2. The control method of the artemia cultivating device based on the Internet of things is applied to the artemia cultivating device based on the Internet of things as claimed in claim 1, and is characterized by comprising the following steps:

acquiring carbon concentration information of the water body through a first sensor within preset time;

calculating a carbon concentration change rate based on the carbon concentration information;

acquiring nitrogen concentration information of the water body through a second sensor within preset time;

calculating a nitrogen concentration change rate based on the nitrogen concentration information;

judging whether the nitrogen concentration change rate is larger than the carbon concentration change rate;

if the control parameter is larger than the preset value, generating the control parameter;

and controlling the driving module and the blocking mechanism to start based on the control parameters, and further adding a carbon source into the cultivation box.

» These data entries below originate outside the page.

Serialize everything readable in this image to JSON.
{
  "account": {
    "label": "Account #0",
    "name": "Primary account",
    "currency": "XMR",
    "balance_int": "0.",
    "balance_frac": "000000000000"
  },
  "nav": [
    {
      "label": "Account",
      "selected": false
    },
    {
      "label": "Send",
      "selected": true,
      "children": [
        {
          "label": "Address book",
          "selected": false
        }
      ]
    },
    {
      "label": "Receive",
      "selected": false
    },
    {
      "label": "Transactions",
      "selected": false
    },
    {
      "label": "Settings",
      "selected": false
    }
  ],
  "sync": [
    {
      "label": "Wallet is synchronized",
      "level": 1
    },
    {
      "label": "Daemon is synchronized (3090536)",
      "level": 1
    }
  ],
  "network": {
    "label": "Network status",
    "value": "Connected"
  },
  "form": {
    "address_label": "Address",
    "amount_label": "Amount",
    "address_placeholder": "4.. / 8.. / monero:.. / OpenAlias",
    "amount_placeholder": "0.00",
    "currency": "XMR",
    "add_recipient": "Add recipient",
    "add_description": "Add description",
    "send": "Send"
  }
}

3. The control method of the artemia-farming device based on the internet of things according to claim 2, further comprising the steps of:

acquiring characteristic information of standard feed amount of different artemia density through a big data network, and establishing a characteristic database based on the characteristic information of the standard feed amount;

acquiring real-time density information of artemia in the cultivation box through an optical camera, and importing the real-time density information into a standard database, so as to obtain the required feed amount;

generating control information based on the required feed amount;

and controlling the driving module and the blocking mechanism to start based on the control information, and then throwing feed into the cultivation box.